Eric and Nina Altschuler
Redondo Beach, Calif.
(End of Tribune content)
Ladies and gentlemen, this is shocking!
I am and have always been a proud resident of Utah. I live in one of the most beautiful places on the planet and am often an enthusiastic, ready and willing person to direct and help visitors who approach me on the street or people I know who plan to visit.
Fortunately I haven't been asked lately for directions from a visitor to Salt Lake City, or I would be tempted to apologize for the quality of our air.

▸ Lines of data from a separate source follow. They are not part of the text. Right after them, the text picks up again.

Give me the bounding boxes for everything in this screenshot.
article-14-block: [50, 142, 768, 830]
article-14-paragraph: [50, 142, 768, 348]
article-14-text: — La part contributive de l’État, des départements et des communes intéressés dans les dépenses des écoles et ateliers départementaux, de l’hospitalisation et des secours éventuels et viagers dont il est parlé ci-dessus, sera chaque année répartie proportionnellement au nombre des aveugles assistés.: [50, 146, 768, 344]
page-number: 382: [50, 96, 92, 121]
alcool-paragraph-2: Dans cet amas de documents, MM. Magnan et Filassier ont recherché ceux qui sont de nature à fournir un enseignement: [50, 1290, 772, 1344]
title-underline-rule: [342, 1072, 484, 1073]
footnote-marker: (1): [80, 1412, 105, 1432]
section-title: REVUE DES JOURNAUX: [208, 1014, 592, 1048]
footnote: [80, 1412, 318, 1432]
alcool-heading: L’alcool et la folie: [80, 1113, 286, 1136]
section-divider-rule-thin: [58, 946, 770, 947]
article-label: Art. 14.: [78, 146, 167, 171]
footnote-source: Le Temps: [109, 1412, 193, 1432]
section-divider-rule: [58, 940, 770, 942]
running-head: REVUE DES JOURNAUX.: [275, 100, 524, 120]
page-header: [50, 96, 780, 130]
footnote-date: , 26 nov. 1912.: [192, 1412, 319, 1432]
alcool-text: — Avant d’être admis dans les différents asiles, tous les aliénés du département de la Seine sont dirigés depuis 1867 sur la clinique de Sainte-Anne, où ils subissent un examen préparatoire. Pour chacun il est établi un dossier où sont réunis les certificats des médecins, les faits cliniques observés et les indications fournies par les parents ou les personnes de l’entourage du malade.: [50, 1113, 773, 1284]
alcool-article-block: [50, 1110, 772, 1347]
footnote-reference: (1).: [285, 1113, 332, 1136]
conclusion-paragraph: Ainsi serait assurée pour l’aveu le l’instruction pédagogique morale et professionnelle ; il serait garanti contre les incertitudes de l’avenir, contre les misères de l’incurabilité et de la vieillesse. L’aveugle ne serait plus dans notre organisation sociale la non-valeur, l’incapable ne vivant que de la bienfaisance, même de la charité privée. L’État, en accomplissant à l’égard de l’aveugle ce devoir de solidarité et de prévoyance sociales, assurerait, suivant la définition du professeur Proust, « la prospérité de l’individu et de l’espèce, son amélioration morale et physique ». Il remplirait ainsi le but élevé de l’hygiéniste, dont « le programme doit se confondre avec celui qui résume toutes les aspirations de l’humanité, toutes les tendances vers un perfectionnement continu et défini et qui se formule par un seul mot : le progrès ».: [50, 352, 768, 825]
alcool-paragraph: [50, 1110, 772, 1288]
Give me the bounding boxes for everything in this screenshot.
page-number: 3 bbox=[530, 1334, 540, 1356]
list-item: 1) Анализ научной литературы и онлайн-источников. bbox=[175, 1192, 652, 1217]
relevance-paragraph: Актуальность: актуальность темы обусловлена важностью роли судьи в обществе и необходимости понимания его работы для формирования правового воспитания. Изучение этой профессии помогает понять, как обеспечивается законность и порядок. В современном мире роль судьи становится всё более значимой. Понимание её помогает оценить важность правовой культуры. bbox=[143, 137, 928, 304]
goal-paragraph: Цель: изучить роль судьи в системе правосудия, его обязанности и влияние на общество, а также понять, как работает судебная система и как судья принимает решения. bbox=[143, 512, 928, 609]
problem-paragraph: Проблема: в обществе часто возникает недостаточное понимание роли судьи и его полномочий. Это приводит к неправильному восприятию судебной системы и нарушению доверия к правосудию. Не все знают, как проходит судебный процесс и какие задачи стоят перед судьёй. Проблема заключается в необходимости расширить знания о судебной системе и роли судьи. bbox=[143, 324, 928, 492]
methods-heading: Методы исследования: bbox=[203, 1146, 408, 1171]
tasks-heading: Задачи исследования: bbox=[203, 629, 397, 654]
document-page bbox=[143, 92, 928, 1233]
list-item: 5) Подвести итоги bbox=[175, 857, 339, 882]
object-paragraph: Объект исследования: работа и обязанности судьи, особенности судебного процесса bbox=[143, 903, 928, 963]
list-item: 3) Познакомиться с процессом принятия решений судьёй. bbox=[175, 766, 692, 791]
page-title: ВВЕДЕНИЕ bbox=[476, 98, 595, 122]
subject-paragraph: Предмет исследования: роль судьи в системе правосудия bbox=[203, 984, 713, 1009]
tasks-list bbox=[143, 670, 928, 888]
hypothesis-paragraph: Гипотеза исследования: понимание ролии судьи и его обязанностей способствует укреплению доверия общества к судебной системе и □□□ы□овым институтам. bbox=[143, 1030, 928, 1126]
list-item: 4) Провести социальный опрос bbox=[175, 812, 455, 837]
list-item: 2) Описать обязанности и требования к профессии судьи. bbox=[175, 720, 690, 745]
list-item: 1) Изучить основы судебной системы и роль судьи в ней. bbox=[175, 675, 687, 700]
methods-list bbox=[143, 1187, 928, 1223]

It appears, from the tone of the referenced letter in the Tribune that it should be the place of our lawmakers in Utah to do just that -- apologize. This is an easily solvable problem. Subsidized mass transit is one such beginning, providing real, tangible incentives to residents to use our transit systems. Holding industries accountable for their output. Building clean and renewable energy plants for our power, and not ones that use our precious water resources but solar and wind. Consult with other cities who have successfully curtailed their emissions and improved their air quality.
It won't be easy, but it will have to be done. Have you walked in it? Do you ever leave your cars and just go walking? Do it. Really tax your lungs, and you will see. It can't continue like this.
Did you realize that a couple of days within the last few weeks our PM 2.5 exceeded Beijing, China?
Here's where it gets personal for me. I can't breathe. My rheumatologist is concerned about the air quality. I suffer with a connective tissue disease that affects many systems in my body. He says he believes the air pollution is responsible for many of his patients having difficulties than usual, and during our "inversion months". We still have to run some diagnostic tests, but he believes I have pleural effusion, a condition affecting the lining of my lungs.
I rarely go outside. It would be nice to be able to walk to the grocery store. It would be nice to get some exercise by walking the hills where I live. But living just over the hill from the refineries has its hazards for people like me who are sensitive to dirty air. Soon I am wheezing and forced to go back home. True story.
I would leave Utah if I had the means, but I don't. Besides, I was born here. I would purchase indoor air filters, but I don't have the means. I have a mother with Alzheimer's for whom I must stay until her decline ends in death. Happily I have a daughter with a young family that lives here. I enjoy my young granddaughters, and would like to live long enough to give them some happy memories.
Please, I am one of many. My story is not unique. So many are suffering. Please make this a priority. Begin to put some laws in place that will improve our problem, and not just writing it off to our geography and saying it's something with which we will have to live. Give my grandkids a fighting chance. Winter in Utah should be fun, when children can go outside and slide and build snowmen.
Nobody is getting any healthier, and the rest of the nation is noticing.